Eine Sonderabgabe auf hohe Alterseinkünfte soll das Rentensystem retten – ohne Mehrbelastung der Jüngeren, so schlägt es das DIW vor. Prompt kam Gegenwind eines anderen Wirtschaftsforschungs-Instituts: Das IW Köln warnt vor Fehlanreizen. Ein Konzept mit Sprengkraft.
Die Diskussion um eine gerechte Finanzierung der Rentenversicherung bekommt neue Nahrung: Das Deutsche Institut für Wirtschaftsforschung (DIW Berlin) schlägt mit dem sogenannten „Boomer-Soli“ eine Sonderabgabe auf sämtliche Alterseinkünfte vor, um die Rentenkasse zu stabilisieren – und Altersarmut gezielt zu bekämpfen. Das Institut der deutschen Wirtschaft (IW Köln) hält dagegen und warnt vor möglichen Fehlanreizen und ungerechten Belastungen.
DIW: Solidaritätsabgabe unter Rentnern soll Altersarmut senken
Laut DIW soll der „Boomer-Soli“ eine Umverteilung innerhalb der Ruheständler-Generation ermöglichen, ohne die jüngeren Beitragszahler zusätzlich zu belasten. Die Abgabe von zehn Prozent auf alle Alterseinkünfte – nach Abzug eines Freibetrags von rund 1.000 Euro monatlich – würde vor allem Haushalte mit hohen Renten, Pensionen, Kapital- oder Mieteinkünften treffen. Für die reichsten 20 Prozent der Rentnerhaushalte bedeutet das ein um drei bis vier Prozent geringeres Nettoeinkommen – das unterste Fünftel würde hingegen um zehn bis elf Prozent mehr verfügen.

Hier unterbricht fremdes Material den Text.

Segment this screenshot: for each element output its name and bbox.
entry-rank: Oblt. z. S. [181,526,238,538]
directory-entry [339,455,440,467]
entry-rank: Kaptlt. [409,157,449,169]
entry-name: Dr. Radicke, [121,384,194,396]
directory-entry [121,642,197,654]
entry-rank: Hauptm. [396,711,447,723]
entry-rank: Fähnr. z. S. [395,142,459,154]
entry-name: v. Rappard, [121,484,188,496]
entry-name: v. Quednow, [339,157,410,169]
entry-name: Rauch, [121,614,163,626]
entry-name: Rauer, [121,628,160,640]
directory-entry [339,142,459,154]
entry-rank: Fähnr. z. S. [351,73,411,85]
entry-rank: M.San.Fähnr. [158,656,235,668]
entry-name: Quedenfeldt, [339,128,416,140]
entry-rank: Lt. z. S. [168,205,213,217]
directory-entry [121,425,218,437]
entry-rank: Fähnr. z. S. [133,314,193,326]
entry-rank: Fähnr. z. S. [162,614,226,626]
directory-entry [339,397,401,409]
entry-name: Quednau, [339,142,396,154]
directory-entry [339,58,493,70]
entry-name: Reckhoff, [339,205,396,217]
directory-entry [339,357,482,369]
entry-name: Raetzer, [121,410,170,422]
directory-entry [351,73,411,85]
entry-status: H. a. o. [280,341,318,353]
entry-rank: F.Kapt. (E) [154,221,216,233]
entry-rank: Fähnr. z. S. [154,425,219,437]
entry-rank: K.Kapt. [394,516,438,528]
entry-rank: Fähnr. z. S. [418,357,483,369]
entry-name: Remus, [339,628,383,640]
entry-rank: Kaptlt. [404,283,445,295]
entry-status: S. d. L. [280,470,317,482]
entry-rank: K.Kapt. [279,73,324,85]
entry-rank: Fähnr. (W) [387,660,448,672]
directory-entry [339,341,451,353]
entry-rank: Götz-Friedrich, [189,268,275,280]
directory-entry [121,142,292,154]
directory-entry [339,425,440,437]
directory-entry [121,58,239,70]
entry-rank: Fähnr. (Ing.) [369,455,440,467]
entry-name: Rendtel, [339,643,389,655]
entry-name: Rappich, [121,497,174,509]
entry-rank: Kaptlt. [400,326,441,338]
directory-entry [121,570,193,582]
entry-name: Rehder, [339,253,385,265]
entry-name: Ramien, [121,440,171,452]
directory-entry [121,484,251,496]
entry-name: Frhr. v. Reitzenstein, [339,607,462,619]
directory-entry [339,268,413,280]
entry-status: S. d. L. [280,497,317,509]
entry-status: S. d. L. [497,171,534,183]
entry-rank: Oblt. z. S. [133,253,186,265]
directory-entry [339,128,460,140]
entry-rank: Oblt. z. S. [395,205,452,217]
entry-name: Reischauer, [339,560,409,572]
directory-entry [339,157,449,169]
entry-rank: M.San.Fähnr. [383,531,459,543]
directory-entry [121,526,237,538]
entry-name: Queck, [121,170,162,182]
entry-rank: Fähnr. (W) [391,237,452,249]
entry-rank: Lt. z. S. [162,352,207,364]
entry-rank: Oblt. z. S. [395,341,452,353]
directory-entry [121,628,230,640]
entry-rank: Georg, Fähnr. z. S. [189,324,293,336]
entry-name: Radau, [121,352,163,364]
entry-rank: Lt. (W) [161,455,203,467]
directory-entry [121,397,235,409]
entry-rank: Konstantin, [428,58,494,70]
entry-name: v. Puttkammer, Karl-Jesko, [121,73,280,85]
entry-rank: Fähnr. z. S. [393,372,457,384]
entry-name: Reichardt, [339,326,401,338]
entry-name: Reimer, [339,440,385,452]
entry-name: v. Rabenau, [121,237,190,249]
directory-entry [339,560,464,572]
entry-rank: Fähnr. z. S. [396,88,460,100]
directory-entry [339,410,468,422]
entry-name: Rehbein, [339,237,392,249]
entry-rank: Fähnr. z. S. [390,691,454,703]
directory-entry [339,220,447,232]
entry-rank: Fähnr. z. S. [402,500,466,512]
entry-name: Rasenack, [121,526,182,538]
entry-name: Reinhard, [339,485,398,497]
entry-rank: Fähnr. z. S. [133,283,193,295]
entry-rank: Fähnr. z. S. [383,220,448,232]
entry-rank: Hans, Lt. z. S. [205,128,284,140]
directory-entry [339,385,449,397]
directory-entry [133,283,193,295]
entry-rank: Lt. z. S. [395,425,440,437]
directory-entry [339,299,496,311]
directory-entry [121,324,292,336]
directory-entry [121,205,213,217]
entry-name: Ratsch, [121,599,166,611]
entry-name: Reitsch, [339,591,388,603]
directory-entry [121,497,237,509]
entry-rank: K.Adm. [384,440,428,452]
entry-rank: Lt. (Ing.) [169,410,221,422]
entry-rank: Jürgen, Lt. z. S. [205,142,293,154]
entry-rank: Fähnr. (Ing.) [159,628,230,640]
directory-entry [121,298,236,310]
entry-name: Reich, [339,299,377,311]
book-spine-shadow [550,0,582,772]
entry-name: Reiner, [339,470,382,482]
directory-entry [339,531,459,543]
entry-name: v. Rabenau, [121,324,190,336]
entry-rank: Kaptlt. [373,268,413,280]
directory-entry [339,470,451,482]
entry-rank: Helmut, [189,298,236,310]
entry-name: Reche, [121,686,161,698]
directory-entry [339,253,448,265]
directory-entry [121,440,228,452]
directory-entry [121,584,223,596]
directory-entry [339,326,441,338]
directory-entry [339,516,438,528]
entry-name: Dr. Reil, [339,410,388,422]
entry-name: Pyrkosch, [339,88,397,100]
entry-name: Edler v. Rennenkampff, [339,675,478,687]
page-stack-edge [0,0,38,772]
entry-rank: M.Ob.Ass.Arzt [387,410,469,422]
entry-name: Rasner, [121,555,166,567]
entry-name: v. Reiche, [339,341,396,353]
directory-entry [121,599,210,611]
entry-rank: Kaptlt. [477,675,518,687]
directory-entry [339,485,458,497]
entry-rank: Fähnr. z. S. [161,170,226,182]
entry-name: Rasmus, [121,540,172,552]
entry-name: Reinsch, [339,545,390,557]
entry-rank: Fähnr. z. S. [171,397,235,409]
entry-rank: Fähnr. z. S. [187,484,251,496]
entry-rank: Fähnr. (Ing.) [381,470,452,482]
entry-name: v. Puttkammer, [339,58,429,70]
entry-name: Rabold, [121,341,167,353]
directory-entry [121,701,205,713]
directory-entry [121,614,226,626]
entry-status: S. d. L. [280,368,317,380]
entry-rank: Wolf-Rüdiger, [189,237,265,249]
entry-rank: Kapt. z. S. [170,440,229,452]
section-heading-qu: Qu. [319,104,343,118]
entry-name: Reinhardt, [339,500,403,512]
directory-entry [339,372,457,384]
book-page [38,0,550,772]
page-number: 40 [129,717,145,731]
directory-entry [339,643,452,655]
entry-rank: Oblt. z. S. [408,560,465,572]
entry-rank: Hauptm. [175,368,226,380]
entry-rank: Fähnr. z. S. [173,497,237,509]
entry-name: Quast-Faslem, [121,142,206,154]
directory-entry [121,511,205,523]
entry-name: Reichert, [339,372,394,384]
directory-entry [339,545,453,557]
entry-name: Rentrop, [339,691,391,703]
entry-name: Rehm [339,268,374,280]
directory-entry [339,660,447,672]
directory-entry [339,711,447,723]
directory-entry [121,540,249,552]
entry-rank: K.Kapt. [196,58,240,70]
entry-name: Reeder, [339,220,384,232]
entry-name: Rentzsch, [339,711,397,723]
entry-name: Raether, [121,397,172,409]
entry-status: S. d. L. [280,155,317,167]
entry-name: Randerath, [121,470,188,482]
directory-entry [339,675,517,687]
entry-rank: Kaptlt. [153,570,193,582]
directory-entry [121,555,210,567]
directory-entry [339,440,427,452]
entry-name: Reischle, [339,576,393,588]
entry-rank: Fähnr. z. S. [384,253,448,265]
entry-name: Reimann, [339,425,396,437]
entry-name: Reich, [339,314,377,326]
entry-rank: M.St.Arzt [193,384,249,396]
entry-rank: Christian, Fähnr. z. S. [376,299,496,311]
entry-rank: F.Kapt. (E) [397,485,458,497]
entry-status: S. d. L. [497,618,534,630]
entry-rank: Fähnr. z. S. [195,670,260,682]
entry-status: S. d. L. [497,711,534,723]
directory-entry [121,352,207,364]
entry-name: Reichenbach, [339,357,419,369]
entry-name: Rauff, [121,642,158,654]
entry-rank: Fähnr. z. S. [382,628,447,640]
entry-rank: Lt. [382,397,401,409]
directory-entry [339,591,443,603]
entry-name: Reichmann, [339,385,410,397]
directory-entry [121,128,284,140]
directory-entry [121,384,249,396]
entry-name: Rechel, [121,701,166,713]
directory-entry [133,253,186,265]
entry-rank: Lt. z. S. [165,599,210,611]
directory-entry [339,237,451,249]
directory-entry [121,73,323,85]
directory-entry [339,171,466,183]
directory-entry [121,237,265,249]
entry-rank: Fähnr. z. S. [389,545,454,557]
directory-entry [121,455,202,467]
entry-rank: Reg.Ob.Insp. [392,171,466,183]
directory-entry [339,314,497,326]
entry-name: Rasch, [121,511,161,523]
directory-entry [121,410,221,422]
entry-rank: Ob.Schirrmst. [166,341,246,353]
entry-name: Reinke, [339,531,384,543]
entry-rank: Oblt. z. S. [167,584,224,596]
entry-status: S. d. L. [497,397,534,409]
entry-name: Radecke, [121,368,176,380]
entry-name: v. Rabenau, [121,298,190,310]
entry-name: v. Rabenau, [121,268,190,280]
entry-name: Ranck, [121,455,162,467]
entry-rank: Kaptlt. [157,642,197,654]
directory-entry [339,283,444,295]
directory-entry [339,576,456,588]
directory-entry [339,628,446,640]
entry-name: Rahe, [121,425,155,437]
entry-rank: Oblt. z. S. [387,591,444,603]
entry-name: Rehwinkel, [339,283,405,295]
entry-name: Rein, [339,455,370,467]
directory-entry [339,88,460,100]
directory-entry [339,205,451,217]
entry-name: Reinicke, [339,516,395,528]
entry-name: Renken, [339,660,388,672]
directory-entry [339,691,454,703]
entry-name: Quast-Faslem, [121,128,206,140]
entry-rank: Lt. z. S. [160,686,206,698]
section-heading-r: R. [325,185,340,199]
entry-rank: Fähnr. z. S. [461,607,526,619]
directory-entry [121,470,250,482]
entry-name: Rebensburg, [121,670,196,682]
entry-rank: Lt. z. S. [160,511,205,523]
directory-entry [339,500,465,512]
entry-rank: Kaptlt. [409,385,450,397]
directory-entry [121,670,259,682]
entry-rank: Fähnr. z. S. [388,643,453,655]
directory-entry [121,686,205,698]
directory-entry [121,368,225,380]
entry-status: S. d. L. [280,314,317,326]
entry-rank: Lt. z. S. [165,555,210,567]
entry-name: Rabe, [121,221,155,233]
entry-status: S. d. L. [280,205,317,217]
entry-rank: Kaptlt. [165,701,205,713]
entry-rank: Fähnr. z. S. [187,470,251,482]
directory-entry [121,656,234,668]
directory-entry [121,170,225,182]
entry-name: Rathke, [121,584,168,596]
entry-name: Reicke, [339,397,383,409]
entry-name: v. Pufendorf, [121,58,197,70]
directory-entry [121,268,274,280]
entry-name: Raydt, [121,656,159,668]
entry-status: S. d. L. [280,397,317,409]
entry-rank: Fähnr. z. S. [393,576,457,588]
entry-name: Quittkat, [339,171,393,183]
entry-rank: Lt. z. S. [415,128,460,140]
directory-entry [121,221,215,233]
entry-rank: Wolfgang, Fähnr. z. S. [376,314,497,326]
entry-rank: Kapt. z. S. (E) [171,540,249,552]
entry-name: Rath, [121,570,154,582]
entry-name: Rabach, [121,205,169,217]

Die Armutsrisikoquote im Alter könnte laut Studie von derzeit rund 18 auf 14 Prozent gesenkt werden.
Der Ansatz soll nicht nur eine breitere Bemessungsgrundlage schaffen, sondern auch gerechter sein als eine reine Umverteilung über Rentenpunkte in der gesetzlichen Rentenversicherung. „Diese bilden die tatsächliche Einkommenssituation vieler Ruheständler nur unzureichend ab“, so DIW-Experte Maximilian Blesch.
IW: Vorschlag verkennt Vermögenslage und schafft falsche Anreize
Das IW Köln hält dagegen: Der Vorschlag sei zwar gut gemeint, verfehle aber sein Ziel. „Wer wirklich helfen will, muss das ganze Bild betrachten“, sagt IW-Ökonom Jochen Pimpertz. Vor allem kritisiert das Institut, dass Vermögen in die Berechnung gar nicht einfließen. Dabei verfügen die über 65-Jährigen im Schnitt über ein Haushaltsvermögen von mehr als 172.500 Euro – Immobilien eingeschlossen.
Das IW warnt zudem vor Fehlanreizen. Wer etwa seine betriebliche Altersvorsorge als Einmalzahlung statt als monatliche Rente bezieht, könnte durch ein gesenktes Alterseinkommen die Abgabe umgehen. Auch könnten Erwerbstätige abgeschreckt werden, privat fürs Alter vorzusorgen – aus Sorge, später dafür stärker zur Kasse gebeten zu werden.
Zudem sei die Hilfe für einkommensschwache Rentner bereits heute über steuerfinanzierte Sozialleistungen möglich – gezielter und mit Blick auf tatsächliche Bedürftigkeit, argumentiert das IW.
Ein Reformvorschlag mit politischer Sprengkraft
Beide Institute erkennen die demografischen Herausforderungen an – doch die Wege zur Lösung gehen auseinander. Während das DIW auf Solidarität unter Ruheständlern und breitere Abgabenbasis setzt, plädiert das IW für gezieltere staatliche Unterstützung und warnt vor Nebenwirkungen.
Klar ist: Der Vorschlag könnte eine hitzige politische Debatte auslösen – vor allem, weil er auch Pensionen und private Altersvorsorge einbezieht. Damit betrifft er nicht nur gesetzlich Versicherte, sondern auch Beamte und Vorsorgesparer. Für Vermittler bleibt die Frage, wie sich solche Vorschläge auf das Vertrauen in langfristige Altersvorsorgeprodukte auswirken.